The other day, I was waiting for my friend in the parking lot of Barnes and Noble. A woman with a stroller walked up to a car down the row from me. I watched her from across the parking lot as she took her baby out of her stroller, changed his diaper in the trunk of her SUV, and then put him back in his seat before resuming her shopping trip. From the way she cradled his head, I could tell he was maybe two months old. As I am watching her do the most mundane tasks of having a baby - probably one of the tasks she barely even thinks about while she's doing it - I am imagining what it would have been like to change Kenley's diaper. To pick her up ever so carefully from her stroller and lay her down on the backseat. To still her squirming legs so I can maneuver the diaper around her. To make faces at her. To boop her nose. To do all those things I can't do - and will never do - for her. And then, of course, I start to cry. Misty eyed and lips trembling. At that moment, I see my friend walking towards the car, a hazelnut macchiato in each hand. (one of the many reasons we are friends) I wipe my eyes and reorganize myself. When she gets in the car, I tell her about my moment, and like a good friend, she doesn't judge me. I am so grateful I have such supportive and non-judgmental friends. Grief certainly makes you do things you never thought you'd do.

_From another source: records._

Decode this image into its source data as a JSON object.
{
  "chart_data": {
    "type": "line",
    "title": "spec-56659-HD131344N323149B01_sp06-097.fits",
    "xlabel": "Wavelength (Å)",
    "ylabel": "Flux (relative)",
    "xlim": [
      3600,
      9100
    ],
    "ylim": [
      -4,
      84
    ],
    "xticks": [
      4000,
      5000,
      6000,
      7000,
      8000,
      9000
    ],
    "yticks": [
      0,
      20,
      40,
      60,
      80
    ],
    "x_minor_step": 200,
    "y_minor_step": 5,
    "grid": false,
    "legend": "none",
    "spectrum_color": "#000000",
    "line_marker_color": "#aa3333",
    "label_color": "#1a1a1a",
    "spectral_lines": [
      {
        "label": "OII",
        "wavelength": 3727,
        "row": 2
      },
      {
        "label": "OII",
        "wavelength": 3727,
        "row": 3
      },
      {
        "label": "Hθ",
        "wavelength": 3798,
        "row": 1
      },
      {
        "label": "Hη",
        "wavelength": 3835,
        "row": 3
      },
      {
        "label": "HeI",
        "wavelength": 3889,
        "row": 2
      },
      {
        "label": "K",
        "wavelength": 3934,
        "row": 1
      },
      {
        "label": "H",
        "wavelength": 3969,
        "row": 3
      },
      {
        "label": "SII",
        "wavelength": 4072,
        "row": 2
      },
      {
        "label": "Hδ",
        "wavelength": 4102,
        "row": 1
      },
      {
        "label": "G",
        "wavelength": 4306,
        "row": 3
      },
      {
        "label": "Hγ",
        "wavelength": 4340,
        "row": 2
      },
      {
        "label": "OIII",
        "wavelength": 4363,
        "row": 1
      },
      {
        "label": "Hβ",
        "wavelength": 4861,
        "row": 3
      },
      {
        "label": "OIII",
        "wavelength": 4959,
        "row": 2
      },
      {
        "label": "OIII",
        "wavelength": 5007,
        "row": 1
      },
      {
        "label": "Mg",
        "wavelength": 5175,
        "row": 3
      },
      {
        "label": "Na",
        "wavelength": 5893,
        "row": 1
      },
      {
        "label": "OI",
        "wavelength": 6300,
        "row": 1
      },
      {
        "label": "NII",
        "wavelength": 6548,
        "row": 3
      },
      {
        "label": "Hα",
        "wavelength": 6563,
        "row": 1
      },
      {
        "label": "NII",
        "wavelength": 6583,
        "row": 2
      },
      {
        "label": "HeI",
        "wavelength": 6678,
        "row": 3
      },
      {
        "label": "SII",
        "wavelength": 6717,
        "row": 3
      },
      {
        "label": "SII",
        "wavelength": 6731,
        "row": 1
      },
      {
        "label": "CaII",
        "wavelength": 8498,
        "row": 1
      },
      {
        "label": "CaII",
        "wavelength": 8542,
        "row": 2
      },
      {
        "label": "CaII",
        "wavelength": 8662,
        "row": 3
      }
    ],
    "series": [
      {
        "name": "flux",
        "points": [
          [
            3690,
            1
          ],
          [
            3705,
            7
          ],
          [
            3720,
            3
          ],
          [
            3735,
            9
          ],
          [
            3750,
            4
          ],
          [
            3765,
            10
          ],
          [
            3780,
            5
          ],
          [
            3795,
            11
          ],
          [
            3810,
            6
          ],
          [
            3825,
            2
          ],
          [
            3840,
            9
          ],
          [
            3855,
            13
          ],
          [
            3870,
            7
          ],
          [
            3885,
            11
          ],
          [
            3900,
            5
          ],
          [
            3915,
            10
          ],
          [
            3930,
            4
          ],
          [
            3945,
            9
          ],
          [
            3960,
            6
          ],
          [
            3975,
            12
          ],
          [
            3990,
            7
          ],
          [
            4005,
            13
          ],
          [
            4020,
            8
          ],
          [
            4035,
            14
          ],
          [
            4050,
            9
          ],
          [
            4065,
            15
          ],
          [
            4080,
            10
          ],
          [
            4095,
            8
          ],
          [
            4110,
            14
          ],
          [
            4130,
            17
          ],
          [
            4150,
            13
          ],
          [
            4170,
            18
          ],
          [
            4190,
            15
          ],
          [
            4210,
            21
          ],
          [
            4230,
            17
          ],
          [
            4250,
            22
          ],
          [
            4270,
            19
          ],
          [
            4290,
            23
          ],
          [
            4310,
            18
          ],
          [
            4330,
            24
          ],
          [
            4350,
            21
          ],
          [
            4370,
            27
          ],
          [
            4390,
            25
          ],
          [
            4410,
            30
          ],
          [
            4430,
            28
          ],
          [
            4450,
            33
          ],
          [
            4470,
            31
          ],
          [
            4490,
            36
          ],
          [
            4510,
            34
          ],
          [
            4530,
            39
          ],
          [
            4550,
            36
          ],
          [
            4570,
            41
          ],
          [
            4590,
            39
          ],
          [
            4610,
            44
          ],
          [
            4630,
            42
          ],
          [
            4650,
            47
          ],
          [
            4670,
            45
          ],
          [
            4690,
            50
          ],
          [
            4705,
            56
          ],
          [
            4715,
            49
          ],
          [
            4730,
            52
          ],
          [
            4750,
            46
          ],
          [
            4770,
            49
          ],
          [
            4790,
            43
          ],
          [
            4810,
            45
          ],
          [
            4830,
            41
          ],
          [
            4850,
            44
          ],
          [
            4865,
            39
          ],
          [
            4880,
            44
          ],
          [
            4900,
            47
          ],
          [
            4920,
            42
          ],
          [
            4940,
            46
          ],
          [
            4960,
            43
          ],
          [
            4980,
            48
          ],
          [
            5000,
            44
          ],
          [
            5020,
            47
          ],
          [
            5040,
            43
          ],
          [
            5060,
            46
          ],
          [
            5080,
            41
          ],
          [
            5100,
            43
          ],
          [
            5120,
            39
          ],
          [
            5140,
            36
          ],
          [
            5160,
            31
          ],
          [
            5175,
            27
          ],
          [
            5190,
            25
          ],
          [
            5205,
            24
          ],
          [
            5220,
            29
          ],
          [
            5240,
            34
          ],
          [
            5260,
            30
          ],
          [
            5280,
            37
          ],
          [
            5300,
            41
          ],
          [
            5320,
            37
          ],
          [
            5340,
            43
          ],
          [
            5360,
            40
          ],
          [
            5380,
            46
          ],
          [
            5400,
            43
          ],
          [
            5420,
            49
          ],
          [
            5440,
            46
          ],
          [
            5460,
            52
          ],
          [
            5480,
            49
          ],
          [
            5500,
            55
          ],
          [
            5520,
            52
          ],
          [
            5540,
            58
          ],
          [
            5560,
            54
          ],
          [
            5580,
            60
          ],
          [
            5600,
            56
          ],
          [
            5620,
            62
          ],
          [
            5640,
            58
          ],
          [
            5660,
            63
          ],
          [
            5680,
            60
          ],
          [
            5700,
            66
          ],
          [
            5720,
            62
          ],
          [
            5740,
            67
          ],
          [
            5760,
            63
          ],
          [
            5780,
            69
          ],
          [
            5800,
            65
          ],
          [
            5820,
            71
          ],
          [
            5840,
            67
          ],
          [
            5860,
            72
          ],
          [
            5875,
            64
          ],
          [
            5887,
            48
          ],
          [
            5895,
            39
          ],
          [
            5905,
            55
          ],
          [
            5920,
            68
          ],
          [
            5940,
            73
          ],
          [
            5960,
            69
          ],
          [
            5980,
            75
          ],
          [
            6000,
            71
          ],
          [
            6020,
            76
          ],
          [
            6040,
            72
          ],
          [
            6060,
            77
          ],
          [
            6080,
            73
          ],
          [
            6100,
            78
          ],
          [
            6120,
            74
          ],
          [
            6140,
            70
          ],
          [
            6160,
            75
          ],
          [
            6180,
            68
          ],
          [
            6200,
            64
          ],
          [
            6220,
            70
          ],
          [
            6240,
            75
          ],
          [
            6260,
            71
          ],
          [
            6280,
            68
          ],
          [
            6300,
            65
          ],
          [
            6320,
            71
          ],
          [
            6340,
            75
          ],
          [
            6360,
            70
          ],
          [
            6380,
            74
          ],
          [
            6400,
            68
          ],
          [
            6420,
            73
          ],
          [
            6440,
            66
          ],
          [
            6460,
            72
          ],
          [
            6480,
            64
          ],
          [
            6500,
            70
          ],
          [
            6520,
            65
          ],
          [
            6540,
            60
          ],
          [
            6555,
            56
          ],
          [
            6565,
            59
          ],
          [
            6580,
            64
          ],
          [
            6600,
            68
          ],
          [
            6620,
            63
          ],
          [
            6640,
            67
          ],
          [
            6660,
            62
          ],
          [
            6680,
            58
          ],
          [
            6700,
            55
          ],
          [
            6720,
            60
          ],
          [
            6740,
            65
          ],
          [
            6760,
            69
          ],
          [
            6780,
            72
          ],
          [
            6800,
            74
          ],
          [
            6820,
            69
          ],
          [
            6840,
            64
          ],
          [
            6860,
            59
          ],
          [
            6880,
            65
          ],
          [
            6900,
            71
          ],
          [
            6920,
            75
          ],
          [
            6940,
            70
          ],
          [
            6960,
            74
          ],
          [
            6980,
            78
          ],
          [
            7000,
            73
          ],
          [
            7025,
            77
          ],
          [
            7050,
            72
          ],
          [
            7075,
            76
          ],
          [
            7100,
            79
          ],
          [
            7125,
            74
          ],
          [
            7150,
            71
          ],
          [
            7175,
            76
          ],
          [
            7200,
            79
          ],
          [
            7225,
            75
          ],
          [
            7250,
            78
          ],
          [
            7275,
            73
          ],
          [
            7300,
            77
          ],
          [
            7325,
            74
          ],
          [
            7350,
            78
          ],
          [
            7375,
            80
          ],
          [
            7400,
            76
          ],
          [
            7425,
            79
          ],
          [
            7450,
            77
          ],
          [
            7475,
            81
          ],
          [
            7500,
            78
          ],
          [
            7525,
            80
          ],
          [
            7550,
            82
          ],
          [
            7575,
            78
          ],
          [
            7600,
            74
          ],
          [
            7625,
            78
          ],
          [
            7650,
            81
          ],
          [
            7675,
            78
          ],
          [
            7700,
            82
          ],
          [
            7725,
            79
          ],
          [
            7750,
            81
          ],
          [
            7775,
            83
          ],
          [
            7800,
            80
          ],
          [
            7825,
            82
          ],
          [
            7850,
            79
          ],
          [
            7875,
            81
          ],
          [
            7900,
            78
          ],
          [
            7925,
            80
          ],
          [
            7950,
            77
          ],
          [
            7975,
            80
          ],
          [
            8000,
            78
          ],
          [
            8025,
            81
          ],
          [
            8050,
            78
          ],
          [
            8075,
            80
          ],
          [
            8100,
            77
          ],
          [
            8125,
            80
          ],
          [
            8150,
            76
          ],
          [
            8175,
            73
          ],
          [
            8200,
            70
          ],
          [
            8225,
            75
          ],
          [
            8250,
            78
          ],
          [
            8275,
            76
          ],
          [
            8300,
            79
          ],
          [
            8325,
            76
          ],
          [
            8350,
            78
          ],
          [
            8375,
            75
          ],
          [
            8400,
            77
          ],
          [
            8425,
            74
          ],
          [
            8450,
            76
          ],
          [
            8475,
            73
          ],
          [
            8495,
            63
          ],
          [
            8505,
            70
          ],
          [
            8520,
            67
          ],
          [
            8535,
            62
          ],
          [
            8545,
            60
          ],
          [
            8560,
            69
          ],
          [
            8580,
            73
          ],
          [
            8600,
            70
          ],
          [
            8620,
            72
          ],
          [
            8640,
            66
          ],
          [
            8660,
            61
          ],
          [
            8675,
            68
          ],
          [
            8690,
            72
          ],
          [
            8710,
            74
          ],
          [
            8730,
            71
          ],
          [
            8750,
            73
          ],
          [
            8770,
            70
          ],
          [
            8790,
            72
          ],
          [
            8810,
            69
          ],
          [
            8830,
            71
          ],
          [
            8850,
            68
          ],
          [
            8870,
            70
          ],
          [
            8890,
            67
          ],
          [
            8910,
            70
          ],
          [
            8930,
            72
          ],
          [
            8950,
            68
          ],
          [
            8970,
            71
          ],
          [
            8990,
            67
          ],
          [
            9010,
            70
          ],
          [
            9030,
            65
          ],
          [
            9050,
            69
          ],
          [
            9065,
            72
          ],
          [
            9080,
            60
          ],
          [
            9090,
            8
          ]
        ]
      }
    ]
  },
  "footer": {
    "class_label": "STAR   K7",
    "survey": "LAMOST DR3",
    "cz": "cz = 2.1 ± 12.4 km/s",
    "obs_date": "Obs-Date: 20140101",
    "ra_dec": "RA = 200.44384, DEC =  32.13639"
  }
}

I can't hold my baby in my arms, so I watch other mothers do it. I watch them tie them in slings and fasten them in strollers. I watch them stir the baby food jar and rearrange the blankets in the car seat. I watch with a sharp sadness for what I do not have now and with an ever so soft jitter of excitement for what I will have again. I can't help but feel slightly guilty over that excitement though. As if wanting (and then having) more children is somehow an affront to Kenley's memory. I know that is not true in the slightest, but I can't stop myself from feeling it. One day, that will change. One day, Kenley's brother or sister will be the one I hold in my arms, the one I nuzzle and push in the stroller. And the love I feel for Kenley will not go away and will not be divided - but instead will be multiplied. And then, sometime, I will be out and about and I will recognize a sister watcher. I will know her by the sadness in her eyes, by the way she leans forward and cranes her neck. To someone else, she appears to be a run of the mill woman who happens to admire the adorableness of a passing baby. But, I will know - and I hope she finds what she's searching for. I hope we all do.
I'm a friend of Laura Jared's and I'm following your blog because by doing so, I am reminded to pray for you. As you go forward, and see others watching you, just know that some of those watching you with Kenley's future brother or sister may be women like me. I longed to have a child and was never able to conceive. We eventually adopted a son (who is about to turn 33) but I experienced the longing you talked about. The rest of your life you will understand that kind of hurt in women, and God will use that in a special way in your life. Just know I hold you in my prayers!